Ryanair has blamed a faster than expected fall in fares and the slump in the pound since the Brexit vote as it reported an 8% fall in quarterly profits.
The low-cost airline said fares had fallen by 17% to an average €33 per passenger in the last three months of 2016 as it expanded in European markets.
Chief executive Michael O’Leary – who strongly backed a Remain vote – said this impact was “exacerbated by the sharp decline in sterling following the Brexit vote”.
Ryanair reported a fall in profit to €95m (£82m) for the third quarter to the end of December.
Revenues rose 1% to €1.34bn (£1.16bn) as passenger numbers increased 16% to 24.9 million but profit margins slipped. Shares fell 2%.
A weaker pound means that fares paid by UK customers translate into lower income for Dublin-based Ryanair – which is Europe’s largest airline by passenger numbers.
Sterling is more than 10% down against the euro since the Brexit vote.
Mr O’Leary said: “We continue to grow capacity, new routes and bases, at a time when other EU airlines are also adding capacity, and accordingly the price environment remains weak.”

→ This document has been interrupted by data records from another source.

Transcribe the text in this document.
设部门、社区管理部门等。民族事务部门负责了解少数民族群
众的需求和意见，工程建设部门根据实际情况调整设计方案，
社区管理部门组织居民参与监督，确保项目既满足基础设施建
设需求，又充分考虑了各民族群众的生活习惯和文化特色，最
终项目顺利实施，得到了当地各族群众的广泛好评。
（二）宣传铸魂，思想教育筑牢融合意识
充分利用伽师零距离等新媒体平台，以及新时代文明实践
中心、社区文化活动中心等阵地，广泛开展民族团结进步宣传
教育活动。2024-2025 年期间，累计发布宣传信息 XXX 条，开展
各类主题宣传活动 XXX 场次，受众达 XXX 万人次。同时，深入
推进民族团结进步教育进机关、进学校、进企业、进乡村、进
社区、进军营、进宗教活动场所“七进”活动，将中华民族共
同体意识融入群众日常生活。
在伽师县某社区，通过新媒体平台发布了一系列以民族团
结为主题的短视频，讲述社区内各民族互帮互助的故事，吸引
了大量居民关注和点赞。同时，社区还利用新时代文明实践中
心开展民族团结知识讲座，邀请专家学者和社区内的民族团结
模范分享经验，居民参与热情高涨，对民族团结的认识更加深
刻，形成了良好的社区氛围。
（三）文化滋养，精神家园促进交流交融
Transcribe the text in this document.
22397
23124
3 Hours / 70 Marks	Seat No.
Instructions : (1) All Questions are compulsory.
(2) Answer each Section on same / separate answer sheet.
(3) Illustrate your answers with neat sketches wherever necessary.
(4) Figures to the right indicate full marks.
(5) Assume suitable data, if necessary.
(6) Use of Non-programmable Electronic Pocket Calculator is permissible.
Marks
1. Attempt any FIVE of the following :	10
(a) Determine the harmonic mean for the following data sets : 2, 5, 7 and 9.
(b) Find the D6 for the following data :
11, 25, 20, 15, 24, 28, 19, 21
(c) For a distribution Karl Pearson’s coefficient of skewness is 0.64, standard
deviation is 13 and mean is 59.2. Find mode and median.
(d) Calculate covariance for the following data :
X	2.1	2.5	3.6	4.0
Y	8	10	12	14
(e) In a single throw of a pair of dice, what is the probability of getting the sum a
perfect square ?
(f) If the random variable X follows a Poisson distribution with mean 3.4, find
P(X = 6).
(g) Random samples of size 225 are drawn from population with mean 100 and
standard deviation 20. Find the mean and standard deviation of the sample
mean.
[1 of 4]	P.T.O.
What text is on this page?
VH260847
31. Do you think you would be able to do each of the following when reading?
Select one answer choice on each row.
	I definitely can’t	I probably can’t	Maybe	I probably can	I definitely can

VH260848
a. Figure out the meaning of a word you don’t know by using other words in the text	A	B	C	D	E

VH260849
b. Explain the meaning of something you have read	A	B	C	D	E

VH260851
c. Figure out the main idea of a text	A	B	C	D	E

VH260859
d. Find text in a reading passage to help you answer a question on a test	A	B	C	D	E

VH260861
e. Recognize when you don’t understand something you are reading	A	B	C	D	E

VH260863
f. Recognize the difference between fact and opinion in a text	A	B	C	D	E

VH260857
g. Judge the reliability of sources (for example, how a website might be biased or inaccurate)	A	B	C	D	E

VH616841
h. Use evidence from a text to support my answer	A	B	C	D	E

He added that fares were falling “faster than we initially planned”.
There would be further downward pressure on prices to come amid uncertainty after the Brexit vote, weak sterling and flights being switched from North Africa and Turkey to Spain and Portugal.
Travel operators have been switching destinations to the western Mediterranean after terrorism and political instability weakened demand elsewhere.
Mr O’Leary said there was still uncertainty about what Brexit would mean and this would “continue to represent a challenge for our business” for the rest of the year and into 2018.
Ryanair still expects to see a modest increase in profits for the current financial year but said this “heavily depends on the absence of any unforeseen security events”.
Airlines have been struggling in recent months with demand hit by a series of terror attacks as well as the impact of the Brexit vote.
Ryanair’s rival easyJet last month said it faced a £105m hit from the fall in the pound.